La plus haute juridiction de l'ordre judiciaire se réunit à partir de 14H00 en assemblée plénière, sa formation la plus solennelle, et devrait selon toute vraisemblance rendre sa décision sous quelques jours.
Elle n'est pas appelée à statuer sur le bien-fondé de l'arrêt des soins mais à trancher un débat très technique en disant notamment si le juge judiciaire - la cour d'appel - était compétent.
Après des années de procédures entre les membres d'une famille déchirée, l'équipe du CHU de Reims qui s'occupe de Vincent Lambert avait débuté le 20 mai l'arrêt de l'alimentation et l'hydratation le maintenant en vie dans un état végétatif irréversible.
Mais quelques heures plus tard, la cour d'appel de Paris, saisie par les parents qui dénonçaient une "folie", ordonnait contre toute attente la reprise de ces traitements, comme demandé par un comité de l'ONU, en attendant que celui-ci se prononce sur le fond du dossier.
L'Etat, les ministères de la Santé et des Affaires étrangères et le CHU de Reims s'étaient pourvus en cassation.
Dans son avis écrit, qu'il soutiendra oralement à l'audience, le procureur général François Molins, dont le rôle est de défendre la loi, préconise de casser la décision de la cour d'appel. Et ce "sans renvoi" devant une autre juridiction.
Si une telle cassation intervenait, cela pourrait ouvrir la voie, indirectement, à un nouvel arrêt de l'hydratation et l'alimentation prodigués à cet ancien infirmier de 42 ans, victime d'un accident de la route en 2008.
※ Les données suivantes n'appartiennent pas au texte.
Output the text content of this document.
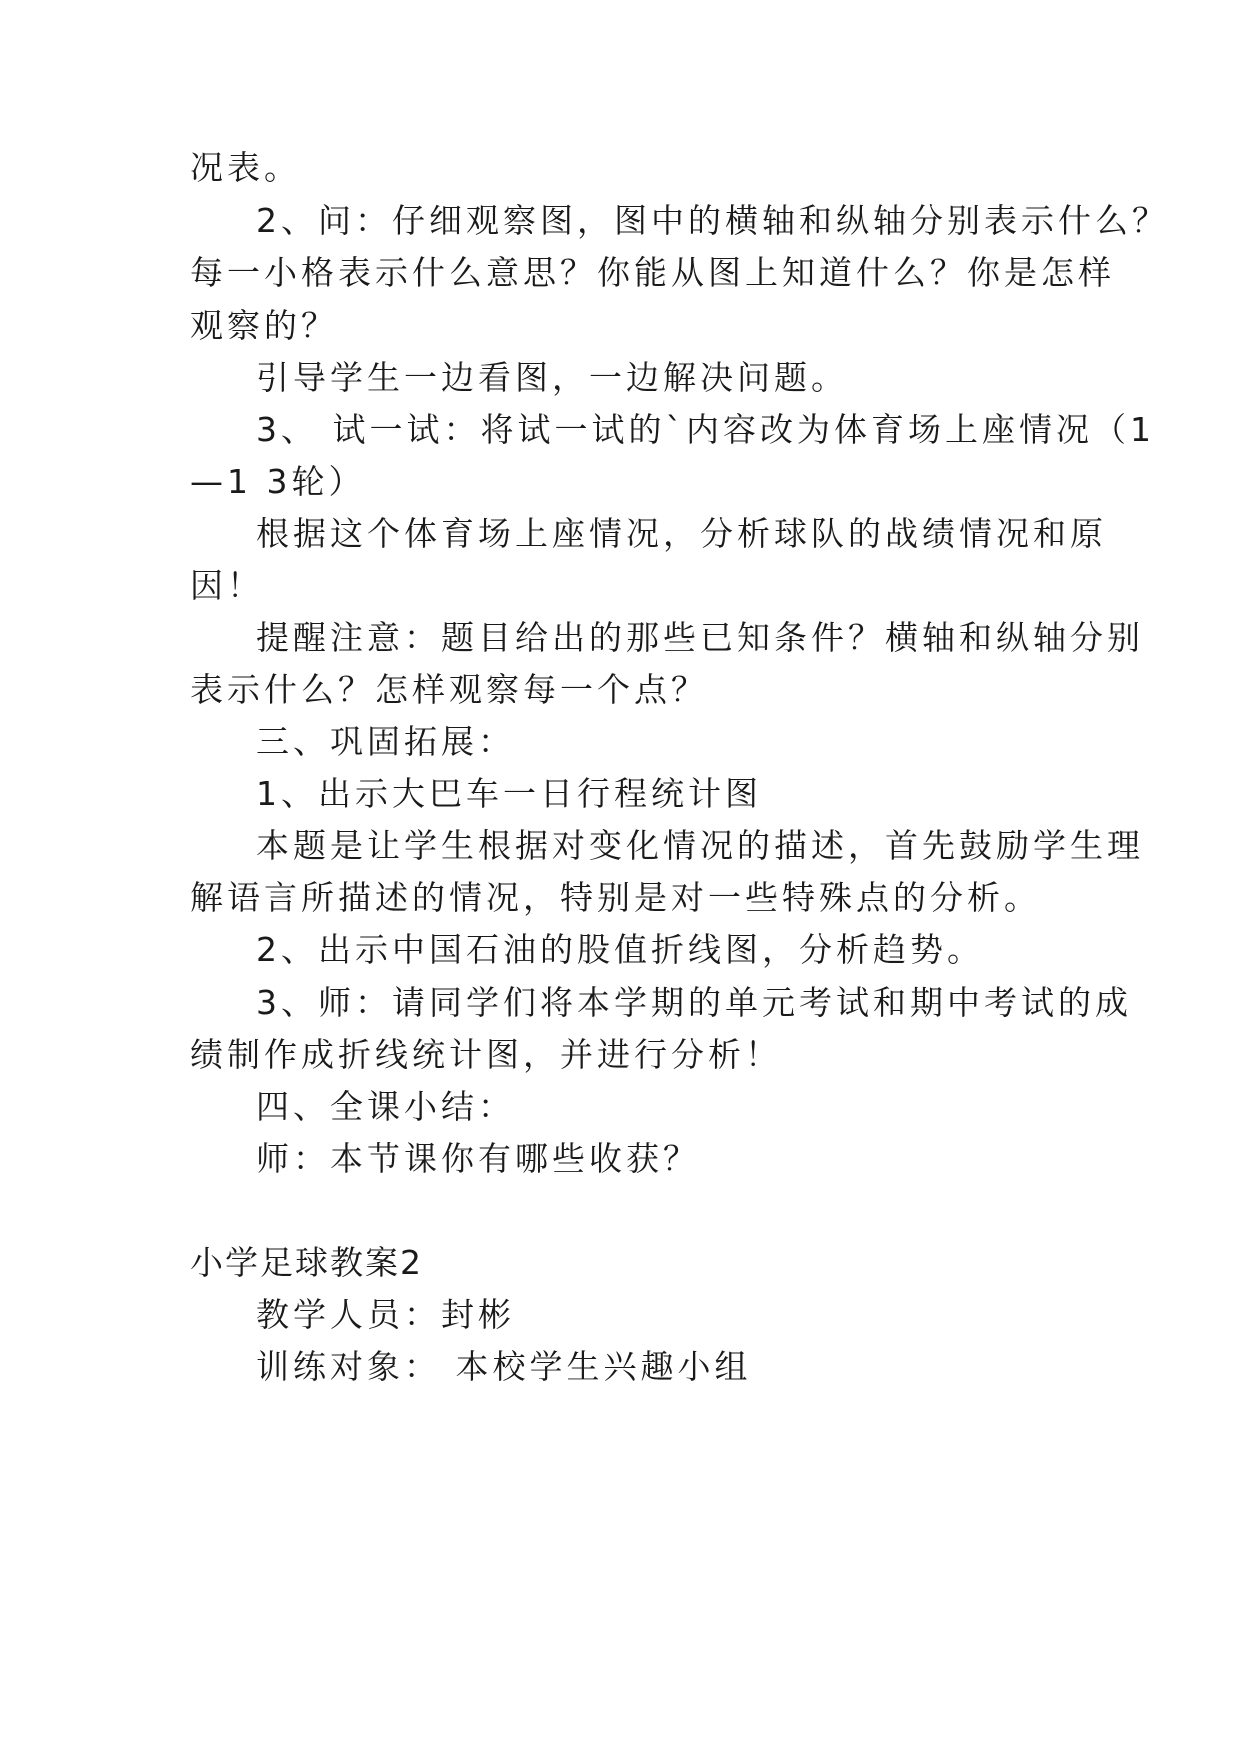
况表。
2、问：仔细观察图，图中的横轴和纵轴分别表示什么？
每一小格表示什么意思？你能从图上知道什么？你是怎样
观察的？
引导学生一边看图，一边解决问题。
3、 试一试：将试一试的`内容改为体育场上座情况（1
—1 3轮）
根据这个体育场上座情况，分析球队的战绩情况和原
因！
提醒注意：题目给出的那些已知条件？横轴和纵轴分别
表示什么？怎样观察每一个点？
三、巩固拓展：
1、出示大巴车一日行程统计图
本题是让学生根据对变化情况的描述，首先鼓励学生理
解语言所描述的情况，特别是对一些特殊点的分析。
2、出示中国石油的股值折线图，分析趋势。
3、师：请同学们将本学期的单元考试和期中考试的成
绩制作成折线统计图，并进行分析！
四、全课小结：
师：本节课你有哪些收获？
小学足球教案2
教学人员：封彬
训练对象： 本校学生兴趣小组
Les débats devraient porter principalement sur la compétence de la cour d'appel, juge judiciaire. Mais aussi sur la force des demandes du comité de l'ONU.
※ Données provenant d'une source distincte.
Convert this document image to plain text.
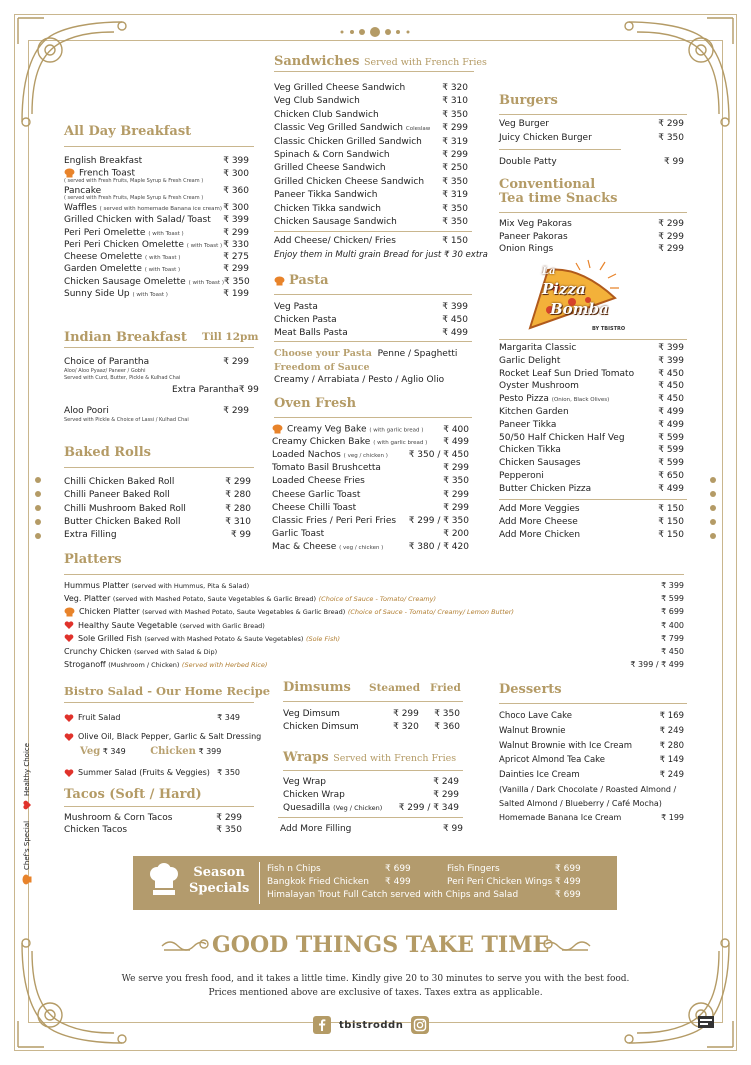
Healthy Choice
Chef's Special
All Day Breakfast
English Breakfast	₹ 399
French Toast	₹ 300
( served with Fresh Fruits, Maple Syrup & Fresh Cream )
Pancake	₹ 360
( served with Fresh Fruits, Maple Syrup & Fresh Cream )
Waffles ( served with homemade Banana ice cream) ₹ 300
Grilled Chicken with Salad/ Toast ₹ 399
Peri Peri Omelette ( with Toast )	₹ 299
Peri Peri Chicken Omelette ( with Toast ) ₹ 330
Cheese Omelette ( with Toast )	₹ 275
Garden Omelette ( with Toast )	₹ 299
Chicken Sausage Omelette ( with Toast ) ₹ 350
Sunny Side Up ( with Toast )	₹ 199
Indian Breakfast Till 12pm
Choice of Parantha	₹ 299
Aloo/ Aloo Pyaaz/ Paneer / Gobhi
Served with Curd, Butter, Pickle & Kulhad Chai
Extra Parantha ₹ 99
Aloo Poori	₹ 299
Served with Pickle & Choice of Lassi / Kulhad Chai
Baked Rolls
Chilli Chicken Baked Roll	₹ 299
Chilli Paneer Baked Roll	₹ 280
Chilli Mushroom Baked Roll	₹ 280
Butter Chicken Baked Roll	₹ 310
Extra Filling	₹ 99
Sandwiches Served with French Fries
Veg Grilled Cheese Sandwich	₹ 320
Veg Club Sandwich	₹ 310
Chicken Club Sandwich	₹ 350
Classic Veg Grilled Sandwich Coleslaw ₹ 299
Classic Chicken Grilled Sandwich ₹ 319
Spinach & Corn Sandwich	₹ 299
Grilled Cheese Sandwich	₹ 250
Grilled Chicken Cheese Sandwich ₹ 350
Paneer Tikka Sandwich	₹ 319
Chicken Tikka sandwich	₹ 350
Chicken Sausage Sandwich	₹ 350
Add Cheese/ Chicken/ Fries	₹ 150
Enjoy them in Multi grain Bread for just ₹ 30 extra
Pasta
Veg Pasta	₹ 399
Chicken Pasta	₹ 450
Meat Balls Pasta	₹ 499
Choose your Pasta Penne / Spaghetti
Freedom of Sauce
Creamy / Arrabiata / Pesto / Aglio Olio
Oven Fresh
Creamy Veg Bake ( with garlic bread ) ₹ 400
Creamy Chicken Bake ( with garlic bread ) ₹ 499
Loaded Nachos ( veg / chicken ) ₹ 350 / ₹ 450
Tomato Basil Brushcetta	₹ 299
Loaded Cheese Fries	₹ 350
Cheese Garlic Toast	₹ 299
Cheese Chilli Toast	₹ 299
Classic Fries / Peri Peri Fries ₹ 299 / ₹ 350
Garlic Toast	₹ 200
Mac & Cheese ( veg / chicken )	₹ 380 / ₹ 420
Burgers
Veg Burger	₹ 299
Juicy Chicken Burger	₹ 350
Double Patty	₹ 99
Conventional
Tea time Snacks
Mix Veg Pakoras	₹ 299
Paneer Pakoras	₹ 299
Onion Rings	₹ 299
La
Pizza
Bomba
BY TBISTRO
Margarita Classic	₹ 399
Garlic Delight	₹ 399
Rocket Leaf Sun Dried Tomato	₹ 450
Oyster Mushroom	₹ 450
Pesto Pizza (Onion, Black Olives)	₹ 450
Kitchen Garden	₹ 499
Paneer Tikka	₹ 499
50/50 Half Chicken Half Veg	₹ 599
Chicken Tikka	₹ 599
Chicken Sausages	₹ 599
Pepperoni	₹ 650
Butter Chicken Pizza	₹ 499
Add More Veggies	₹ 150
Add More Cheese	₹ 150
Add More Chicken	₹ 150
Platters
Hummus Platter (served with Hummus, Pita & Salad)	₹ 399
Veg. Platter (served with Mashed Potato, Saute Vegetables & Garlic Bread) (Choice of Sauce - Tomato/ Creamy)	₹ 599
Chicken Platter (served with Mashed Potato, Saute Vegetables & Garlic Bread) (Choice of Sauce - Tomato/ Creamy/ Lemon Butter)	₹ 699
Healthy Saute Vegetable (served with Garlic Bread)	₹ 400
Sole Grilled Fish (served with Mashed Potato & Saute Vegetables) (Sole Fish)	₹ 799
Crunchy Chicken (served with Salad & Dip)	₹ 450
Stroganoff (Mushroom / Chicken) (Served with Herbed Rice)	₹ 399 / ₹ 499
Bistro Salad - Our Home Recipe
Fruit Salad	₹ 349
Olive Oil, Black Pepper, Garlic & Salt Dressing
Veg ₹ 349 Chicken ₹ 399
Summer Salad (Fruits & Veggies) ₹ 350
Tacos (Soft / Hard)
Mushroom & Corn Tacos	₹ 299
Chicken Tacos	₹ 350
Dimsums Steamed Fried
Veg Dimsum	₹ 299	₹ 350
Chicken Dimsum	₹ 320	₹ 360
Wraps Served with French Fries
Veg Wrap	₹ 249
Chicken Wrap	₹ 299
Quesadilla (Veg / Chicken) ₹ 299 / ₹ 349
Add More Filling	₹ 99
Desserts
Choco Lave Cake	₹ 169
Walnut Brownie	₹ 249
Walnut Brownie with Ice Cream	₹ 280
Apricot Almond Tea Cake	₹ 149
Dainties Ice Cream	₹ 249
(Vanilla / Dark Chocolate / Roasted Almond /
Salted Almond / Blueberry / Café Mocha)
Homemade Banana Ice Cream	₹ 199
Season
Specials
Fish n Chips	₹ 699	Fish Fingers	₹ 699
Bangkok Fried Chicken	₹ 499	Peri Peri Chicken Wings ₹ 499
Himalayan Trout Full Catch served with Chips and Salad	₹ 699
GOOD THINGS TAKE TIME
We serve you fresh food, and it takes a little time. Kindly give 20 to 30 minutes to serve you with the best food.
Prices mentioned above are exclusive of taxes. Taxes extra as applicable.
tbistroddn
De tels litiges relèvent habituellement de la justice administrative. En avril, le Conseil d'Etat, la plus haute juridiction administrative, avait de nouveau validé la décision médicale d'arrêter les traitements. La Cour européenne des droits de l'homme (CEDH) lui avait donné raison.
"Liberté individuelle"
Les parents Lambert s'étaient tournés vers le juge judiciaire pour obtenir le maintien des soins demandé le 3 mai par le Comité des droits des personnes handicapées (CDPH), émanation de l'ONU.
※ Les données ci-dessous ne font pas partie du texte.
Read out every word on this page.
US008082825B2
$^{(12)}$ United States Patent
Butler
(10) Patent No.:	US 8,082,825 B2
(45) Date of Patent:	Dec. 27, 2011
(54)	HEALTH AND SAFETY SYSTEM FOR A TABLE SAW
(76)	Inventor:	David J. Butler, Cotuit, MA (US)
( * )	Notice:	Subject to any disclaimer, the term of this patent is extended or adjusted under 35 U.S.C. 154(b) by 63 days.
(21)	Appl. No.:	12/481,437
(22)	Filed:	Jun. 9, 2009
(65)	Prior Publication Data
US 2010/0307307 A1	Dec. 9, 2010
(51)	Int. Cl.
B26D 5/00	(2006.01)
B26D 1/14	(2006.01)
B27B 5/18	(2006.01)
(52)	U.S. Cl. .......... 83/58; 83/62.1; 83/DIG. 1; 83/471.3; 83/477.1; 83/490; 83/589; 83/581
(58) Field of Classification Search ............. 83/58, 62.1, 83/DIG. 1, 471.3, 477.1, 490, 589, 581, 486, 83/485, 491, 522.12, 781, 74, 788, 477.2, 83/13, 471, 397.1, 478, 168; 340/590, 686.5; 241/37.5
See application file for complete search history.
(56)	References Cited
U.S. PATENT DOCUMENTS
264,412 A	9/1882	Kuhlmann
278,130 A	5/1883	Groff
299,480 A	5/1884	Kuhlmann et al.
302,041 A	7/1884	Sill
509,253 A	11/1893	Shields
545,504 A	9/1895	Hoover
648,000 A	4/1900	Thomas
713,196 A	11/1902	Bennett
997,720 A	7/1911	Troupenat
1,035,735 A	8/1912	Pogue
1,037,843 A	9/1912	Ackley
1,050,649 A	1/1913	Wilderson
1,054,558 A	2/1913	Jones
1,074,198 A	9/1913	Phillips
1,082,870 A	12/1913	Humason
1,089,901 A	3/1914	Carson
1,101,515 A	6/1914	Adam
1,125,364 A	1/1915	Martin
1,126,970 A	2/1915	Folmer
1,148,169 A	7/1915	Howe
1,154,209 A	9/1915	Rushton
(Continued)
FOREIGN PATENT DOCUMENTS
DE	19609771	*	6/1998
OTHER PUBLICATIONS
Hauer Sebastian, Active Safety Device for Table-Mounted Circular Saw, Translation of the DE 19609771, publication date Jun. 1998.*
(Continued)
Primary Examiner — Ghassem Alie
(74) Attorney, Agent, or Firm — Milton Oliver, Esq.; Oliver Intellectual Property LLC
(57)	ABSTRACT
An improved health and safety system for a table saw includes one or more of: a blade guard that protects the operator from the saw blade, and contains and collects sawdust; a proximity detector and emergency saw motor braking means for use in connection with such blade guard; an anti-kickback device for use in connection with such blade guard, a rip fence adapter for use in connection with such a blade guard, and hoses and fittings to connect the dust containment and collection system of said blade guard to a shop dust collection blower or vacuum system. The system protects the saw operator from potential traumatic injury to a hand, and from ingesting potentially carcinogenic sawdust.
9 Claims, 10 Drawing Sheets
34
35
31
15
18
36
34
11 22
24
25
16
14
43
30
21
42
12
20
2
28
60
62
En première instance, le tribunal de Paris s'était déclaré incompétent.
Pour se déclarer compétente, la cour d'appel s'était fondée sur la notion juridique de "voie de fait", qui permet au juge judiciaire de sanctionner une atteinte à la "liberté individuelle" commise par l'administration. Pour les juges, cette dernière avait porté atteinte au droit "à la vie" en se dispensant de maintenir les traitements comme le demandait le CDPH.
Le procureur général François Molins souligne au contraire qu'il n'y a pas là d'atteinte à la "liberté individuelle" au sens de la Constitution et de la jurisprudence, que la décision d'arrêt des traitements était légale et que les demandes du comité de l'ONU ne sont pas contraignantes.
Il a conclu qu'en l'absence de "voie de fait", la cour d'appel n'était pas compétente.
Au sein de la famille de Vincent Lambert, les avocats de son épouse, favorable à l'arrêt des traitements, soutiennent comme M. Molins une "cassation sans renvoi".
"Le but, c'est que le dossier soit effectivement clos", "puisqu'il n'est pas possible d'aller voir d'autres juges que les juges administratifs, qui se sont déjà prononcés", résume Patrice Spinosi, qui représente Rachel Lambert lundi.
Les avocats des parents Viviane et Pierre Lambert, fervents catholiques qui jugent que leur fils n'est pas en fin de vie mais simplement handicapé, devraient demander le rejet des pourvois de l'Etat et du CHU.
Le CHU de Reims avait déjà lancé puis stoppé deux procédures d'arrêt des soins en 2013 puis 2015.
Avant son accident, Vincent Lambert avait selon son épouse pris position contre tout acharnement thérapeutique, mais il n'a pas laissé de directives anticipées.